1941年4月、カワイは日系学生協会の学生クラブの学生たちを前に講演を行いました。UCLA、USC、レッドランズから40名の二世学生が参加しました。講演のタイトルは「私の過ちを繰り返すな」でした。カワイは、以前の記事「夏期学生に関する覚書」を踏まえ、大学教育は単なる書物の学習ではなく、学生の人格形成と社会性の形成に繋がるものであると主張しました。多くの二世はアメリカ人のような家庭環境を持たず、正しい服装、適切な言葉遣い、(白人の)アメリカ人と交流する能力といった社交術を学ぶ必要があると彼は述べました。
彼は、バーノン・アベニュー・キャンパスの1年生だった17歳の時に犯した自身の過ちを例に挙げ、聴衆に同じ過ちを避けるよう促した。社交スキルを向上させる最良の方法は、人との交流を深めることだと彼は語った。特に注目すべきは、カワイが学生クラブのメンバーに対し、他の二世と大人数で集まるのは目立ちすぎて反感を買うので避けるよう警告したことだ。

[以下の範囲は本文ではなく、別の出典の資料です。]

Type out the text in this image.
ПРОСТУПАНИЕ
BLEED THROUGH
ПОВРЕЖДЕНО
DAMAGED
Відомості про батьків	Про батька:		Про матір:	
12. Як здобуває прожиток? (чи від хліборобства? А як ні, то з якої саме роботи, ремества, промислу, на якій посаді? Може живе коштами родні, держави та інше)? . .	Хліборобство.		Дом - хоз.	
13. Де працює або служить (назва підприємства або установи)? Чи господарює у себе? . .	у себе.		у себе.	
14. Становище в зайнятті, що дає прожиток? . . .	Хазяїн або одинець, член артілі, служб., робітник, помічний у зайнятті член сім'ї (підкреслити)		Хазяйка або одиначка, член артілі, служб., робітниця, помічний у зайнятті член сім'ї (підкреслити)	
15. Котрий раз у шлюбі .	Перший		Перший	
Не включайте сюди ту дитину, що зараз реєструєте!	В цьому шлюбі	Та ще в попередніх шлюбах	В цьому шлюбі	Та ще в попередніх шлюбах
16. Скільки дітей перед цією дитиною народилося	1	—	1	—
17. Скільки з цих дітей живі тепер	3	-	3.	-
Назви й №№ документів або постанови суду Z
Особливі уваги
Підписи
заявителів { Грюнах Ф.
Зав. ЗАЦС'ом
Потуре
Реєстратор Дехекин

さらに彼は、卒業後は日本人コミュニティから距離を置くよう助言した。「大学教育を無駄にし、狭い日本人コミュニティに戻って4年間の大学教育の恩恵をすべて失うようなことはあってはならない、と警告して締めくくった」。以前、彼は二世に対し、日本人という人種をより良く代表するために、国際的な姿勢を持ち、外国人ともっと交流するよう促していたが、今回は二世がコミュニティを捨てることこそがコミュニティに最も貢献できるとまで提言した。